Here’s a sample configuration to monitor the query latency from the 5 DNS providers we mentioned previously. 

update_every: 10
jobs:
 - name: latency
   record_types:
     - A
     - AAAA
   domains:
     - google.com
     - github.com
     - reddit.com
     - netdata.cloud
   servers:
     - 8.8.8.8
     - 9.9.9.9
     - 1.1.1.1
     - 208.67.222.222
     - 94.140.14.14

The DNS query response time should now be visible for monitoring on your Netdata overview tab. You can see the results in the Netdata Demo Space. In this particular case you can see that most of the time the DNS response times stay within a 25ms to 75ms range but there are instances where the primary DNS from Quad9 (9.9.9.9) and AdGuard (94.140.14.14) spike significantly above 100ms. 

“DNS Query Spike”

Monitoring these values over a longer period of time, and exercising finer grain control by choosing the base protocol (UDP or TCP or TLS) that you want the DNS probing to use or selecting the DNS record types (A, AAAA, TXT, CNAME, SRV etc.) to be used as per your use-case will allow you to maximize the value you get from DNS query response monitoring.

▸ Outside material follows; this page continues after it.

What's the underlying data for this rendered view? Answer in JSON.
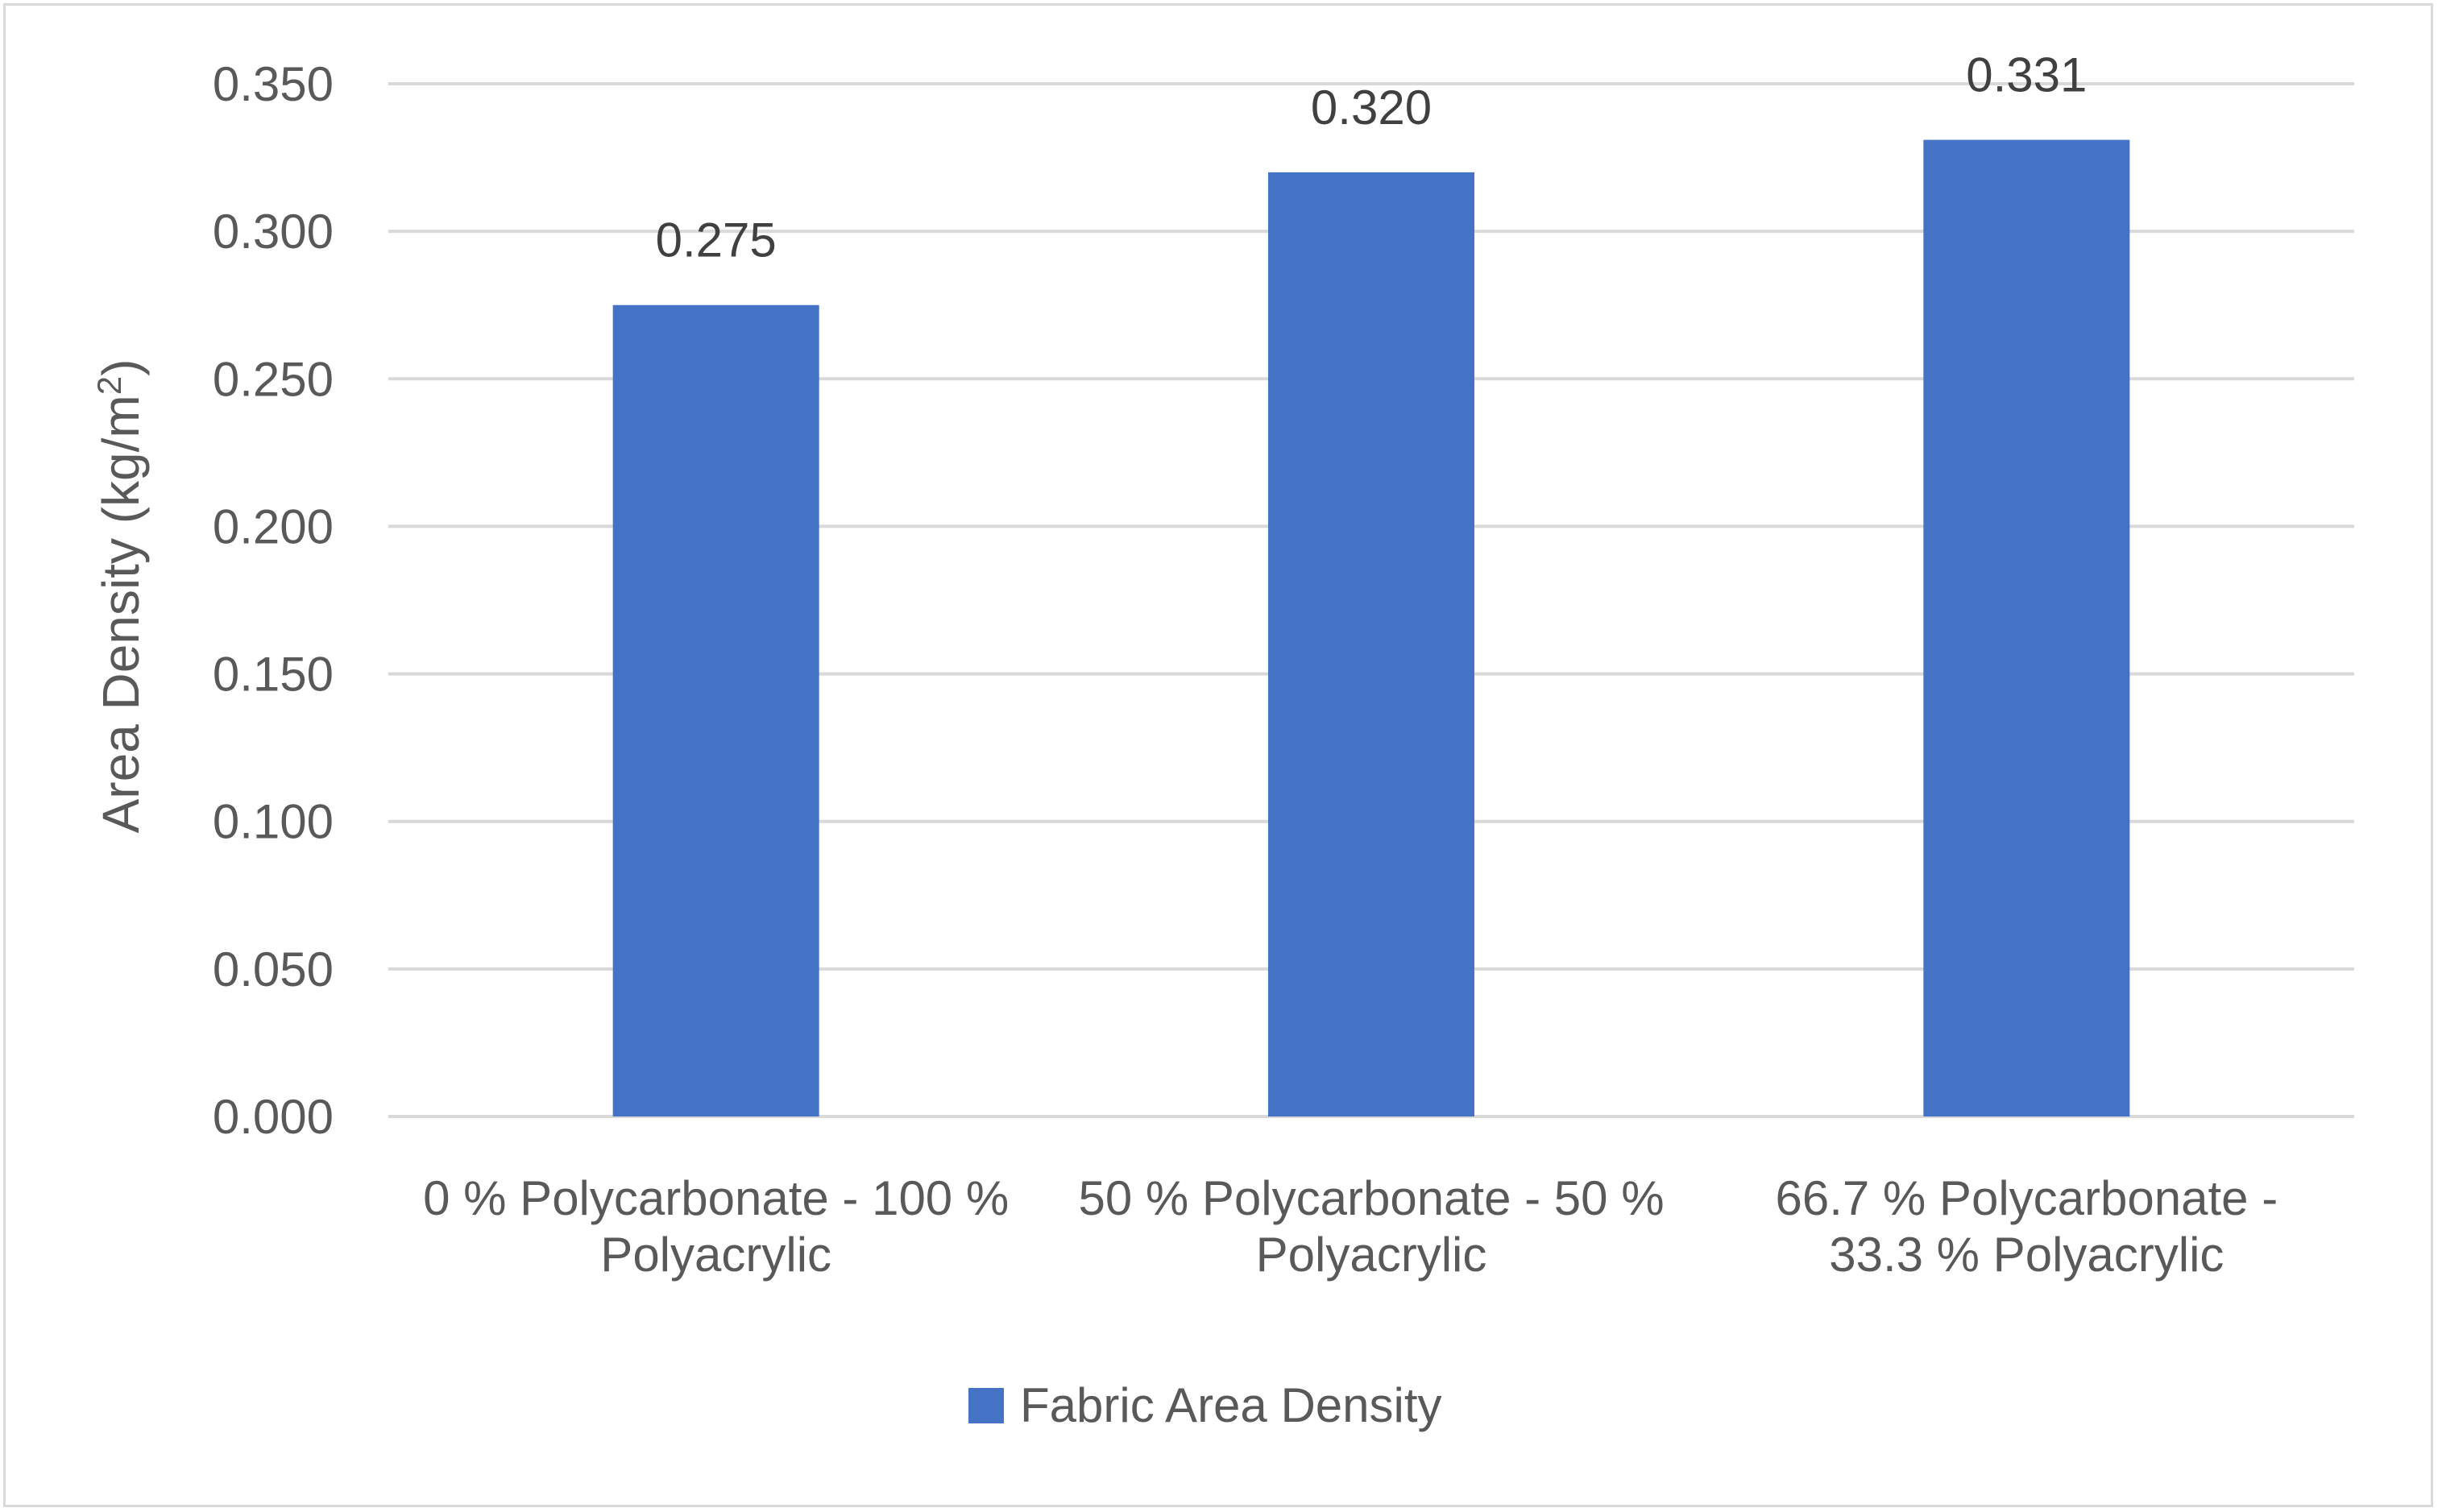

You can modify the Group by or Filtered by chart options to drill down into the view that helps you find what you need. 

You can compare how query times differ across different DNS record types, the example below shows A vs AAAA DNS query times. 

“DNS Query 3”

In addition to the query latency chart, there’s also a chart that gives you a quick idea if any of the DNS servers have failures. Network errors and DNS errors are called out separately.

“DMS Response Time 4”

What if you want to be notified when the DNS response times are consistently above a threshold of your choosing? Well, you can define a custom alert to do exactly this. Here’s how you would define an alert to warn you if the average DNS query round trip time over the last 10 seconds exceeds 500ms and notify you with a critical alert if it exceeds 1 second.

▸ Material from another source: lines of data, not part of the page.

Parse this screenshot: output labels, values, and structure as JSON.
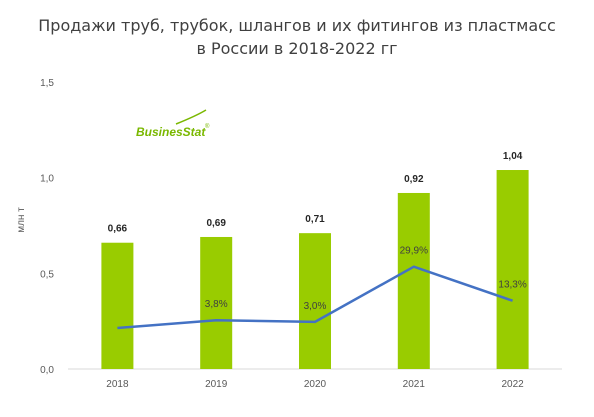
{
  "chart_data": {
    "type": "bar",
    "title_lines": [
      "Продажи труб, трубок, шлангов и их фитингов из пластмасс",
      "в России в 2018-2022 гг"
    ],
    "ylabel": "млн т",
    "xlabel": "",
    "categories": [
      "2018",
      "2019",
      "2020",
      "2021",
      "2022"
    ],
    "ylim": [
      0,
      1.5
    ],
    "yticks": [
      "0,0",
      "0,5",
      "1,0",
      "1,5"
    ],
    "grid": false,
    "series": [
      {
        "type": "bar",
        "values": [
          0.66,
          0.69,
          0.71,
          0.92,
          1.04
        ],
        "labels": [
          "0,66",
          "0,69",
          "0,71",
          "0,92",
          "1,04"
        ],
        "color": "#99cc00"
      },
      {
        "type": "line",
        "axis": "secondary-hidden",
        "values": [
          null,
          3.8,
          3.0,
          29.9,
          13.3
        ],
        "labels": [
          "",
          "3,8%",
          "3,0%",
          "29,9%",
          "13,3%"
        ],
        "color": "#4472c4"
      }
    ]
  },
  "logo": {
    "text": "BusinesStat",
    "mark": "®",
    "color": "#7ab800"
  }
}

template: dns_query_time_query_time
       on: dns_query_time.query_time
    class: Latency
     type: DNS
component: DNS
    hosts: *
   lookup: average -10s unaligned foreach *
    units: ms
    every: 10s
     warn: $this > 500
     crit: $this > 1000
    delay: up 20s down 5m multiplier 1.5 max 1h
     info: average DNS query round trip time over the last 10 seconds
       to: sysadmin

If the conditions defined in the alert are triggered, you will be notified (for representational purposes in the below screenshot a critical alert was triggered at > 50ms) 

“DNS Query Response Time”

If your monitoring use-case is different or more sophisticated such as monitoring a DNS server, the way to do this would be different. If you’re using CoreDNS, then Netdata collects and visualizes 25+ metrics that help you monitor the performance of your CoreDNS instances.

Happy Troubleshooting!